Earthquake risk is made up of four components: earthquake hazard, local subsoil, building vulnerability, and people and assets affected. To determine the earthquake risk, these four components must be combined. 

Earthquake hazard

Earthquake hazard indicates how often earthquakes might occur in a given location and how strong the shaking is likely to be. It is based on knowledge of tectonics and geology, information about the history of earthquakes, and wave propagation models. 

In Switzerland, the canton of Valais is the region with the highest hazard, followed by Basel, Grisons, the St. Gallen Rhine Valley, Central Switzerland and then the rest of the country.

Earthquake-resistant residential and commercial buildings in Switzerland are designed to withstand shaking that can be expected to occur around once every 500 years. The lifetime of a building is approximately 50 years. The probability of any residential or commercial building experiencing such an earthquake within this 50-year period is therefore 10%.

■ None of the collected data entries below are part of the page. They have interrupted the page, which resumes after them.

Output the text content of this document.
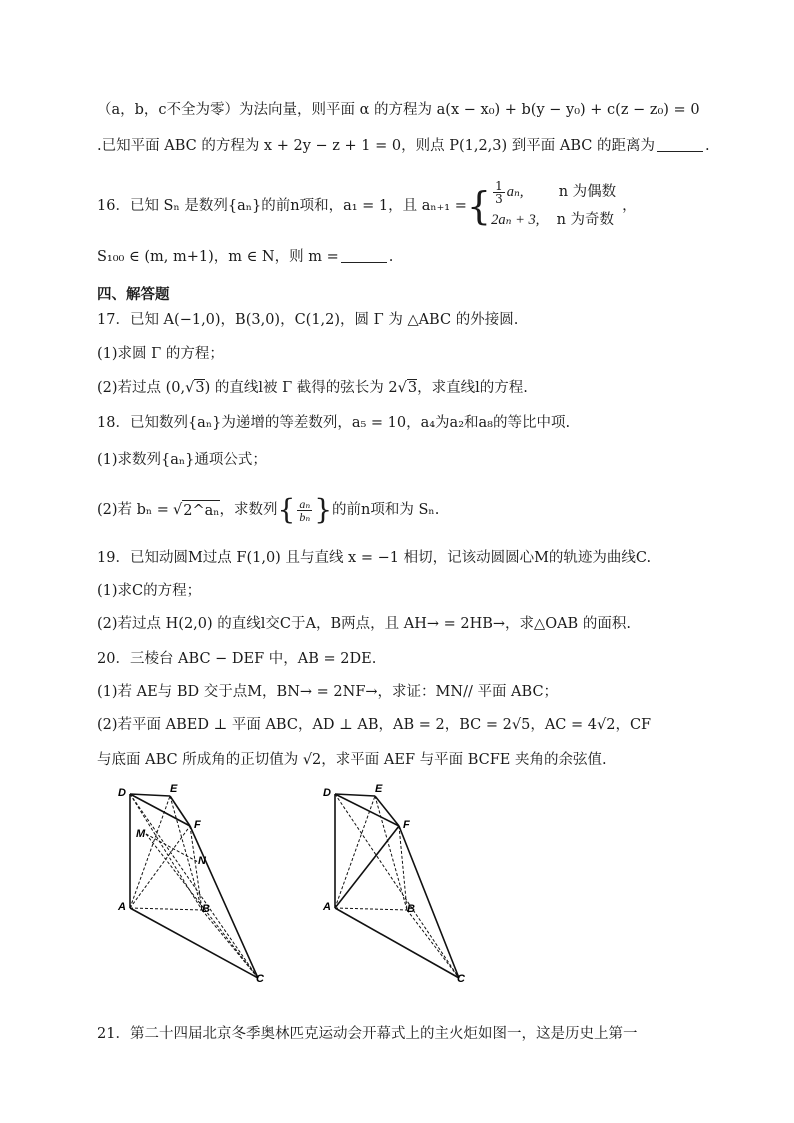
（a，b，c不全为零）为法向量，则平面 α 的方程为 a(x − x₀) + b(y − y₀) + c(z − z₀) = 0
.已知平面 ABC 的方程为 x + 2y − z + 1 = 0，则点 P(1,2,3) 到平面 ABC 的距离为	.
16．已知 Sₙ 是数列{aₙ}的前n项和，a₁ = 1，且 aₙ₊₁ = { $\frac{1}{3} a_n$, n 为偶数
2aₙ + 3, n 为奇数
，
S₁₀₀ ∈ (m, m+1)，m ∈ N，则 m =	.
四、解答题
17．已知 A(−1,0)，B(3,0)，C(1,2)，圆 Γ 为 △ABC 的外接圆.
(1)求圆 Γ 的方程；
(2)若过点 (0,√3) 的直线l被 Γ 截得的弦长为 2√3，求直线l的方程.
18．已知数列{aₙ}为递增的等差数列，a₅ = 10，a₄为a₂和a₈的等比中项.
(1)求数列{aₙ}通项公式；
(2)若 bₙ = √ 2^aₙ ，求数列 { $\frac{\text{aₙ}}{\text{bₙ}}$ } 的前n项和为 Sₙ.
19．已知动圆M过点 F(1,0) 且与直线 x = −1 相切，记该动圆圆心M的轨迹为曲线C.
(1)求C的方程；
(2)若过点 H(2,0) 的直线l交C于A，B两点，且 AH→ = 2HB→，求△OAB 的面积.
20．三棱台 ABC − DEF 中，AB = 2DE.
(1)若 AE与 BD 交于点M，BN→ = 2NF→，求证：MN// 平面 ABC；
(2)若平面 ABED ⊥ 平面 ABC，AD ⊥ AB，AB = 2，BC = 2√5，AC = 4√2，CF
与底面 ABC 所成角的正切值为 √2，求平面 AEF 与平面 BCFE 夹角的余弦值.
D	E
F
M
N
A	B
C
D	E
F
A	B
C
21．第二十四届北京冬季奥林匹克运动会开幕式上的主火炬如图一，这是历史上第一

More information about earthquake hazard in Switzerland

Earthquake hazard

Local subsoil

The local subsoil influences how strong the tremors of an earthquake will be at a particular location: the softer the subsoil, the more the seismic waves are amplified and the greater the likelihood of damage. In places with soft sediments, such as in valleys and on lake shores, as well as in parts of the Swiss Plateau, earthquake-triggered shaking can be up to ten times stronger than somewhere located on solid rock.

Local subsoil

Building vulnerability

Vulnerability describes the susceptibility to damage of buildings at given earthquake magnitudes. For the earthquake risk model, the vulnerability for different, representative building types was derived based on their characteristics and divided into so-called vulnerability classes. On this basis, the building stock was statistically assigned to these classes based on simple characteristics such as the number of storeys or the construction period. This, combined with information on the people and assets affected, makes it possible to determine the consequences for residents and the financial losses. The latter are expressed as a proportion of the building reinstatement costs. The majority of Swiss buildings were not built in accordance with the currently applicable building standards for earthquake-resistant construction.

Classifying the vulnerability of existing buildings according to construction materials is not helpful. For each type of construction, good and bad examples of earthquake behaviour can be found. The design of the supporting structure is the primary factor determining a building's vulnerability. For example, a building with continuous bracing walls running from the roof to the foundation without interruption has a much lower vulnerability than a similar building where the bracing walls are interrupted at ground-floor level and replaced by columns. This classic weak point, known as the 'soft storey', is an indication of very inadequate earthquake resistance. Older masonry buildings with timber beam ceilings can also be particularly vulnerable if the masonry is of poor quality and the fa├žades are not sufficiently connected to the ceilings and transverse walls.

Building vulnerability

Affected people and assets

An earthquake risk only exists where there are people and assets. This component therefore encompasses the spatial distribution and dimensions of Switzerland's more than 2 million residential, commercial and industrial buildings. It also factors in the number of people occupying these buildings and the replacement costs.

In general, densely populated, heavily built-up areas such as cities and agglomerations have a higher exposure concentration than rural regions and are therefore exposed to a higher earthquake risk. The possible impacts of earthquakes on infrastructure and the variations in building occupancy over time are not yet represented in the earthquake risk model.